We have learnt that in the 1980s and early 1990s, Dubai took a strategic decision to emerge as a major international-quality tourism destination. Investments in tourism infrastructure have paid off handsomely over the years. The decision of diversifying from a trade-based but oil-reliant economy to one that is service and tourism-oriented has made real estate and other development more precious. With the property boom from 2004-2006, large scale construction has turned Dubai into one of the fastest-growing cities in the world. Due to the heavy construction which is taking place in Dubai, 30,000 construction cranes, which are 25% of cranes worldwide, are operating in Dubai. The master planning of these construction thus became extremely significant for the implementation of these urban strategies.
Yet in all these master plans something is hidden.
In a research done by Yasser Elsheshtawy, the author of the book “Dubai: Behind an Urban Spectacle”, some of the transitory sites are being analysed. These transitory sites are what he called invisible urban spaces which has much richer context in terms of culture and human activities. These spaces are closely associated with low-income users, mostly from the Indian subcontinent. There are commercial establishments which cater to the constantly moving transient users. They include eateries, cafes, and newspaper stands which display mostly Hindi magazines and newspapers. There are also seating areas. Food and drinks which are being served in these places are a reminder for these workers of places back home. In some instances they even are places for illegal consumption of alcohol.
The reason accounting for these urban spaces is clearly and simple explained by the pie chart below.
Dubai has a population structure which is unique in the world. In the absence of any official statistics, the size of the local population as a percentage of the whole are only 10% estimated. Yet in the research done by Yasser Elsheshtawy it says that the real percentage is 4-5%. The male and female ratio which is respectively 75% and 25% is also another evidence to the demographic imbalance. The hidden message behind these data is the distorted society in the city. In the area which authentic human activities are more frequent, which meant to be a more popular public spaces in a regular city, it was the foreigner in Dubai who are dominating the spaces. Certainly the government did not expect to have these area nor these public spaces were planned in the above master plan, because the government is ignorant to these migrant workers, but they are the by-product of the city. These invisible public spaces are transitory spaces, which by definition, spaces that one stays only for a brief period of time. In Yasser Elsheshtawy’s research he compared these spaces with airport lounges, bus stops, railway stations, shopping malls and supermarket; transitory spaces are meant as places to be passed through, discouraging unnecessary lingering and hence attachment. The previous analysis revealed that there are a number of elements contributing to this transience: the anonymous character of the buildings minimizes their recognizability; districts have ‘soft’ boundaries making them easily permeable thus discouraging formation of any strong community; and, most significantly, there is an absence of any planned public space, a gathering point for a community with the exception of public parks which the users are a different target group.

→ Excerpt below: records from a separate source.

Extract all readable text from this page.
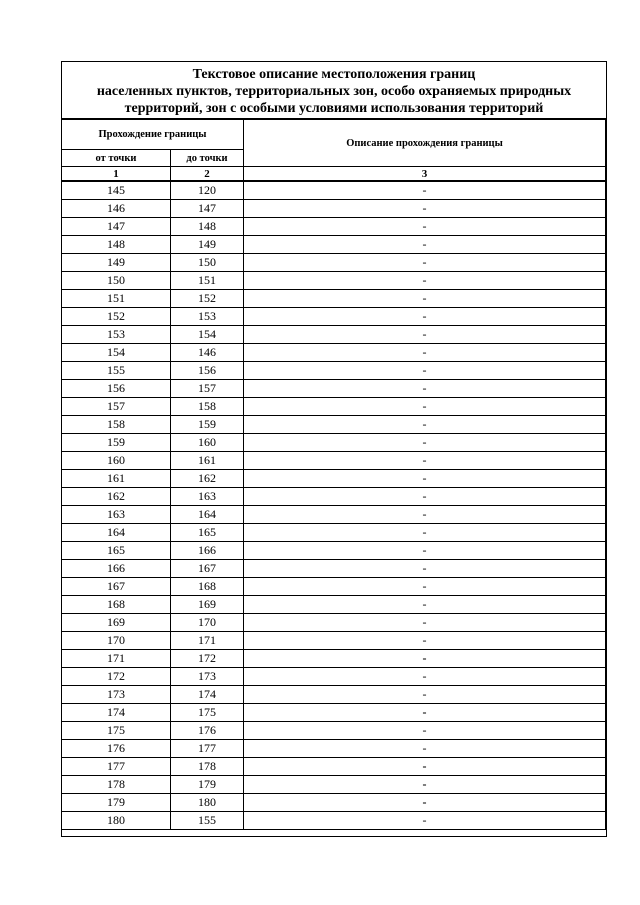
Текстовое описание местоположения границ
населенных пунктов, территориальных зон, особо охраняемых природных
территорий, зон с особыми условиями использования территорий
Прохождение границы		Описание прохождения границы
от точки	до точки	
1	2	3
145	120	-
146	147	-
147	148	-
148	149	-
149	150	-
150	151	-
151	152	-
152	153	-
153	154	-
154	146	-
155	156	-
156	157	-
157	158	-
158	159	-
159	160	-
160	161	-
161	162	-
162	163	-
163	164	-
164	165	-
165	166	-
166	167	-
167	168	-
168	169	-
169	170	-
170	171	-
171	172	-
172	173	-
173	174	-
174	175	-
175	176	-
176	177	-
177	178	-
178	179	-
179	180	-
180	155	-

Whilst the government has been doing no catering policy for these poor people but only violating basic human rights by exploiting the workers, the development of the city itself and the implementation of the master plans are dependent on these workers. These migrant workers are distributed all over the country in all area (Area 1-4 shown above). They established uncountable invisible urban spaces which are congested with the mixture of their cultures and character.
The following is an abstract from Elsheshtawy’s study:
“Dubai is frequently described as a city without character, lacking any identity and some have even questioned whether it is a ‚real’ city to begin with (e.g. Parker, 2005).

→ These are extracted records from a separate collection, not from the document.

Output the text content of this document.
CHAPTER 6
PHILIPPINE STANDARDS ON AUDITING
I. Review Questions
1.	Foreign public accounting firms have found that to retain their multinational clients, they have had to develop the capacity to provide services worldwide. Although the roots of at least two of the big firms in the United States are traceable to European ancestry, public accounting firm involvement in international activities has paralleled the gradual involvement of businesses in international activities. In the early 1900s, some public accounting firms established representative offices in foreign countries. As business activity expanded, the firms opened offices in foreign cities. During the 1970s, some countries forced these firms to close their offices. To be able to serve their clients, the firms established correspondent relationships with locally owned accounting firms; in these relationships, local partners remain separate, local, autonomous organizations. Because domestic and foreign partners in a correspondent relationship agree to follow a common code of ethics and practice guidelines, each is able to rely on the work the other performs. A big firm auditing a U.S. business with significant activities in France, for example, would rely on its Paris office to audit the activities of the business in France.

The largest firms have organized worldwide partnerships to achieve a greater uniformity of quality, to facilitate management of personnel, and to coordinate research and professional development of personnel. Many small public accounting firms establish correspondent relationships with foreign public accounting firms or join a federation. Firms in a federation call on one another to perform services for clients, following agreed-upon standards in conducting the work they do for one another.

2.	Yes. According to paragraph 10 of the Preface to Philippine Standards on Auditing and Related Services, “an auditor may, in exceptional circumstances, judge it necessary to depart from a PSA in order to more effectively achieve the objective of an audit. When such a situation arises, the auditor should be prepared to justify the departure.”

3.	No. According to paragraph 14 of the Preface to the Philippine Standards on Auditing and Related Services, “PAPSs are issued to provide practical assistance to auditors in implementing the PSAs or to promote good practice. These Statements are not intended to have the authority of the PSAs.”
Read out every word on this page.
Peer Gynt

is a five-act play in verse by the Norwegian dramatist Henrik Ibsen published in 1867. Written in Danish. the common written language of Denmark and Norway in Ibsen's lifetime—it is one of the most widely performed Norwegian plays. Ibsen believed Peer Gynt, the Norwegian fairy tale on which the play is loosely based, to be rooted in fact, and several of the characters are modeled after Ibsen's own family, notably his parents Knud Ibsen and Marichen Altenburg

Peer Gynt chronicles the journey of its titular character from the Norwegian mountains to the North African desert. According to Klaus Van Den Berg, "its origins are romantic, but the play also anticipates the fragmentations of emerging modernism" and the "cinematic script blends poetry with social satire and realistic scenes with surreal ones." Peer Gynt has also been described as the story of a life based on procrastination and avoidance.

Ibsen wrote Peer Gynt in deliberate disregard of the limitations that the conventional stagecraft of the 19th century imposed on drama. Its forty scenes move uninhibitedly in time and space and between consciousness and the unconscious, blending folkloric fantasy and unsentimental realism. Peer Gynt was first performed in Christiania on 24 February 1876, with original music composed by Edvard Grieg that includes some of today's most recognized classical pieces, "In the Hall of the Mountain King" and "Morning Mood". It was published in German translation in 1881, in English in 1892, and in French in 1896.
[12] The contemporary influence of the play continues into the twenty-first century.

Yet this analysis showed that meaning and identity can be found in some of the cities public spaces frequented by its low-income population who add character – although most of it is transitory and fleeting. In looking at all these settings a number of commonalities and interesting observations emerge:
- All are dominated by male users (reflecting the cities demographic).
- Absence of locals – except for those using commercial establishments
- Newspapers portray these areas almost like exotic locales; a place where one can find some sort of authentic living (e.g. Landais, 2005; Bharadwaj , 2005).
- Gathering points of labourers occur at the edge of large spaces, empty lots, etc. In other words, incidental spaces which were not planned for such use.
- They are easily accessible and in some instances visible from the main roads. Being in them is not threatening, as there is still a sense of the main city being nearby. However informants have told me that they become haunts for drug users, prostitutes, and other illegal activities in late hours. Crime is high in these areas as well with reports of murder and robbery (AlJandaly, 2006).
- Another level of unplanned, anti-social activity is graffiti. These writings are not along the visible square or spaces, but rather hidden and tucked away in alleyways. They offer an interesting counter point to the carefully groomed image of the city.”
In a study of another scholar John Landis named City Growth and Development Chronicle: Dubai, two worker camps were investigated.
In these camps, labourers seek to make extra cash at the weekends by setting up food stalls and trading with fellow migrants. They invented a game called Carrom, which is similar to billiards but with all the components being built by themselves.The secret vegetable market within the camp is a cheap place for labourers to provide themselves with vegetable and fruits.
Nonetheless these places mentioned above are not invisible urban spaces. These are the hidden secrets mentioned by Raori Ravin. They are extremely similar but they have a fundamental difference: that these places are outside the city but the transitory spaces exist within the city as residue. But of course, they are caused by the same reason because of the same group of people with same background.